As you know if you read hyperbolic panic-pieces about pornography and/or video games, men are automatons who are incapable of exercising sound judgment once their lizard-brains get focused on anything remotely related to sex or violence. At one point in history, this notion was disputed, but the men disputing it have since lost interest in defending themselves, because they are too busy masturbating and playing Grand Theft Auto 31: Demolition of Des Moines.
Since we already know men can’t control themselves, particularly when sex is involved, how can we be so harsh in our view of those among them who have sex with inanimate objects – cars in particular – especially when you realize just how sexualized the marketing of automobiles has become?
Consider this statement from an AutoGuide.com piece entitled “Top Ten Sexiest Cars:”
If you really need to get fired up, automobiles bring the heat better than a platter of raw oysters and a fistful of Viagra.
Granted, our randy friend in the Brazilian car fucking video was not exactly pumping a Lamborghini Huracán, but “any port in a storm,” right?
I submit to you that rather than viewing car coitus as a personal character flaw, we should look at it as a media-driven pandemic affecting the most highly suggestable among us (men), and consider the possibility that the only solution might be widespread censorship of automobile marketing materials.
As jolting as the video from Brazil might be, the problem here goes well beyond enticing men to sexually assault parked and unsuspecting silver Volkswagens; this insidious sexualizing of automobiles is impacting men deep within their psyches, undermining their confidence and filling their heads with unrealistic expectations at the same time.

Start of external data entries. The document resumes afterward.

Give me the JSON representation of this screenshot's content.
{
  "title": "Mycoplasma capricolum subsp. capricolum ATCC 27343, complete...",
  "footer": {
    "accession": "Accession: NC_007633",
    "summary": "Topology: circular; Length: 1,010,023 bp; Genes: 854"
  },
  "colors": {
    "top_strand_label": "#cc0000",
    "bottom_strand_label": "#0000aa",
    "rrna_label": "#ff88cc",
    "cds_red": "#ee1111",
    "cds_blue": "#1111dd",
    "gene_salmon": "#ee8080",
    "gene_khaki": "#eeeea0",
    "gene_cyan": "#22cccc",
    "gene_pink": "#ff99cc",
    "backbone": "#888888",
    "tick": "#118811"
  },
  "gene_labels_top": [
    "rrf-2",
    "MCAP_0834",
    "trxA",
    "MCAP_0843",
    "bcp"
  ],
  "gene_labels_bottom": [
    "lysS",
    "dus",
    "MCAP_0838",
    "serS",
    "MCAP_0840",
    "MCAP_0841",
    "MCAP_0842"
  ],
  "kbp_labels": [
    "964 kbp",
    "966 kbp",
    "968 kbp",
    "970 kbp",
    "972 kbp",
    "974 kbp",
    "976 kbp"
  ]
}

When we allow Top Gear to say things of the Porsche 911 Targa like “Driving one will make you feel like Steve McQueen – guaranteed,” who, if anyone, is held accountable if driving one doesn’t make a man feel like Steve McQueen? What if it makes him feel like Jake Gyllenhaal instead; does he get his money back?
Read on…
The reasons for concern don’t stop at men and the potential for receiving third-degree burns if the car they choose has been driven more recently than they thought; we must also consider the feelings of the cars themselves.
What must it be like for Honda Civics to sit and listen to people fawn over Lincoln Continentals, or for the 1975 Ford Granada to be told it was a “Hideous imitation Mercedes atop an old, disposable Falcon chassis” as Edmunds.com put it? That’s just mean-spirited and it’s bound to give elderly Granadas crippling self-esteem issues on top of their admittedly sluggish handling.
So, the next time a story about a man having sex with a car goes viral, instead of reflexively condemning the car-fucker, ask yourself who is really to blame: The poor schmoe who has spent a lifetime being brainwashed by the sexed-up marketing materials of Big Auto, or the fat cats in Detroit, Tokyo, Beijing and Ingolstadt, sitting behind their massive oak desks, cooking up new ways to warp the minds of men?